On the whole, we can conclude the following statements about the titles:
    1) some of them are put without any messages;
    2) some of them are put without any messages for the first time but then they have their own messages;
    3) and some of them are always have all the necessary information.

Url title counter should count all the mentioned variants.

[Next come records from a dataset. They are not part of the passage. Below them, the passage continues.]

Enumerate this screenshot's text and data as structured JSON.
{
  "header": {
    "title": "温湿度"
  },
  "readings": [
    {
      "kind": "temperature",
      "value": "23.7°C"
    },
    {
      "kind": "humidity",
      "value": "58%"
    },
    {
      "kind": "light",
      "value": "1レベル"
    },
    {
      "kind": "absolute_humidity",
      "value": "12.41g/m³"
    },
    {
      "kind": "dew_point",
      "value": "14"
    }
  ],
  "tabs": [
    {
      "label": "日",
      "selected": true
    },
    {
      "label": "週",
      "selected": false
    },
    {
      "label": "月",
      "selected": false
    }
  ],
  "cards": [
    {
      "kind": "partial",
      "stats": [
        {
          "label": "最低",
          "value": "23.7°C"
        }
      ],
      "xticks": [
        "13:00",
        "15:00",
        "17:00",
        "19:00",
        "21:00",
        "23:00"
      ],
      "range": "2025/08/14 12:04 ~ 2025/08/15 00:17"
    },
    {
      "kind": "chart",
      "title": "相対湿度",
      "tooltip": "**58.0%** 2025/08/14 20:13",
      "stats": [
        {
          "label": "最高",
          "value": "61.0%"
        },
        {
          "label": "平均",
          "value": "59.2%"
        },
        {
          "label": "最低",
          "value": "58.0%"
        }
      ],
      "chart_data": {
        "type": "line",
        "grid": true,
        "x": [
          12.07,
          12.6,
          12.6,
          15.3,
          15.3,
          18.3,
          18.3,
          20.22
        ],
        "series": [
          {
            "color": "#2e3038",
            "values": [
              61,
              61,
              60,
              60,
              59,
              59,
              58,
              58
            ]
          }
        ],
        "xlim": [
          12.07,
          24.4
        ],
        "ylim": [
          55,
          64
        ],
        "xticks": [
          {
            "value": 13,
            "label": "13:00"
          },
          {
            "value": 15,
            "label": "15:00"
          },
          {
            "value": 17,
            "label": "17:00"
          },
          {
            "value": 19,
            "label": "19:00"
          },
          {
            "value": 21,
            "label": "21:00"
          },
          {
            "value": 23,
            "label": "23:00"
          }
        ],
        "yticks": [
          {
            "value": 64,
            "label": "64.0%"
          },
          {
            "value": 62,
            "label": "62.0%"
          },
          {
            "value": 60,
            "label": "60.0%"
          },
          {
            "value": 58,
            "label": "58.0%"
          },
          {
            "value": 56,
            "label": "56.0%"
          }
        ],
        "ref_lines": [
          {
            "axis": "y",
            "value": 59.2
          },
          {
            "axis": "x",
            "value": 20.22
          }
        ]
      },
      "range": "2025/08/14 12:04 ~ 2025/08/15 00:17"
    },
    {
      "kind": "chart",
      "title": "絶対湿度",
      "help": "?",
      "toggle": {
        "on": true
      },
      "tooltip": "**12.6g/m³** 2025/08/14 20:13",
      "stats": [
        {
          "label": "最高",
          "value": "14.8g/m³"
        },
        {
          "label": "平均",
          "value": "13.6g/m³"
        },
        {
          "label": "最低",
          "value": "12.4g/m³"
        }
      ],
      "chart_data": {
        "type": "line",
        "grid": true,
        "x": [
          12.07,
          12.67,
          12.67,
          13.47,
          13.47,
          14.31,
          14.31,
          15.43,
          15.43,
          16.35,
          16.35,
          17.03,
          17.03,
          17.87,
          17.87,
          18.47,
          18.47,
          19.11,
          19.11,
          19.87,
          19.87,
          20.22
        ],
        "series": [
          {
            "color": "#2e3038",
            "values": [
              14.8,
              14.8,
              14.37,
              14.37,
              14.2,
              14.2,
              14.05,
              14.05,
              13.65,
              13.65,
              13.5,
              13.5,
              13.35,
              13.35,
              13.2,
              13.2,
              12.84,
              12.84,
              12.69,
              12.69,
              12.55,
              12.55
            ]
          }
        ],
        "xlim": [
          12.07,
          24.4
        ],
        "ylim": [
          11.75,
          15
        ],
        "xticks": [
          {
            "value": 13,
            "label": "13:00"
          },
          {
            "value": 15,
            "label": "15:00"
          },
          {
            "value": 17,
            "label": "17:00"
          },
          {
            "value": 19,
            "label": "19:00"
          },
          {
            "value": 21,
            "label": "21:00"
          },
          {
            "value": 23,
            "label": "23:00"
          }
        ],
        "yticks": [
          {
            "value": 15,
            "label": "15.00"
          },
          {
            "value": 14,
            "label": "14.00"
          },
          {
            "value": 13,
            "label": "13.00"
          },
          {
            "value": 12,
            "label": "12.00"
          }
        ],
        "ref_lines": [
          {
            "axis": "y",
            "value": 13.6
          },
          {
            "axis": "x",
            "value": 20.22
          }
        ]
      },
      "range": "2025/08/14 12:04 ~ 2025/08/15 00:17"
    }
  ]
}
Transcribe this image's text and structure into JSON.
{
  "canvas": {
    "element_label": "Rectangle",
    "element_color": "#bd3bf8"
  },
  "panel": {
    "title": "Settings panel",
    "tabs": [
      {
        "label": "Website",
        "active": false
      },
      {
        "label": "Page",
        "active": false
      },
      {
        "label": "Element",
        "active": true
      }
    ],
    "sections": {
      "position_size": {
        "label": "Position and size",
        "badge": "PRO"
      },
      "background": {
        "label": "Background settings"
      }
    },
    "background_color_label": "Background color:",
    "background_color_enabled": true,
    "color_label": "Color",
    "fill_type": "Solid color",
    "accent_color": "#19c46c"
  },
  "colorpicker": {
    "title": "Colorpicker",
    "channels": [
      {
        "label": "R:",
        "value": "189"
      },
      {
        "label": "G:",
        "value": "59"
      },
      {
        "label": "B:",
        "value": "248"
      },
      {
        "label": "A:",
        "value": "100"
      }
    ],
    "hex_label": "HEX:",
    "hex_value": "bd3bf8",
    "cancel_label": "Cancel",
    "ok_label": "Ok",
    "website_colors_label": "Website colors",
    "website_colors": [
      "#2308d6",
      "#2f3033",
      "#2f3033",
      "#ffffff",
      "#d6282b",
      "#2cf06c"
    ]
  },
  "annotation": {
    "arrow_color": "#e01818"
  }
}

### 2. Creating the url title counter

The main task required the following steps: 1) clear all the log file lines from extra spaces/elements and blank lines; 2) separate main title; 3) (optional) take an actual message from the file. All this elements were put and shown separately. Also the main counter was built as dictionary ‘Result’ with themes (keys) and counts (values).

In [8]:
result = dict()

with open(path, encoding='utf-8') as data:
        
    for line in data.readlines()[1:]:
        clear_line = line.strip().split('/')[1:-1]
        
        if len(clear_line) == 1:
            print(f'Topic: {clear_line[0]}', 'No message', sep='\n')
            result.setdefault(clear_line[0], 0)
            
        elif len(clear_line) > 1:
            print(f'Topic: {clear_line[0]}', clear_line[1], sep='\n')
            result[clear_line[0]] = result.get(clear_line[0], 0) + 1
        
        else:
            continue
        
        print('-'*10)

Topic: starlife
No message
----------
Topic: world
No message
----------
Topic: latest
No message
----------
Topic: incidents
No message
----------
Topic: politics
No message
----------
Topic: business
No message
----------
Topic: kiev_city
No message
----------
Topic: head
No message
----------
Topic: politics
36188461-some-video
----------
Topic: world
36007585-some-article
----------
Topic: science
36157853-some-video
----------
Topic: video
36001498-some-video
----------
Topic: world
36007585-some-article
----------
Topic: science
No message
----------
Topic: sport
No message
----------
Topic: middleeast
36131117-some-video
----------
Topic: economics
36065674-some-article
----------
Topic: politics
36118047-some-video
----------
Topic: travel
36194479-some-article
----------
Topic: politics
35638742-some-video
----------
Topic: video
36012692-some-article
----------
Topic: starlife
36174817-some-video
----------
Topic: health
36149308-some-article
----------
Topic: science
3613972

All the results were displayed sorted with titles and their frequency (reversed).

In [9]:
total = 0
for key, value in sorted(result.items(), key=lambda both: (both[0][0], -both[1])):
    print(f'Topic "{key}"; items overoll: {value}')
    total += value

Topic "articles"; items overoll: 7
Topic "auto"; items overoll: 0
Topic "business"; items overoll: 4
Topic "cis"; items overoll: 4
Topic "crazy-world"; items overoll: 2
Topic "economics"; items overoll: 3
Topic "europe"; items overoll: 1
Topic "finances"; items overoll: 1
Topic "head"; items overoll: 2
Topic "health"; items overoll: 2
Topic "incidents"; items overoll: 5
Topic "kinomusic"; items overoll: 1
Topic "kiev_city"; items overoll: 0
Topic "lifestyle"; items overoll: 1
Topic "latest"; items overoll: 0
Topic "middleeast"; items overoll: 3
Topic "politics"; items overoll: 10
Topic "starlife"; items overoll: 12
Topic "science"; items overoll: 5
Topic "sport"; items overoll: 2
Topic "scitech"; items overoll: 0
Topic "travel"; items overoll: 1
Topic "video"; items overoll: 10
Topic "world"; items overoll: 8


In [10]:
print('Total result:', total)


Total result: 84


### 3. Conclusion

The creation of url title counter took several steps: 1) clearing with log files; 2) checking the main content; 3) building the final result. Overoll, as we can see, log file has 84 entries with titles and not each of them has their message.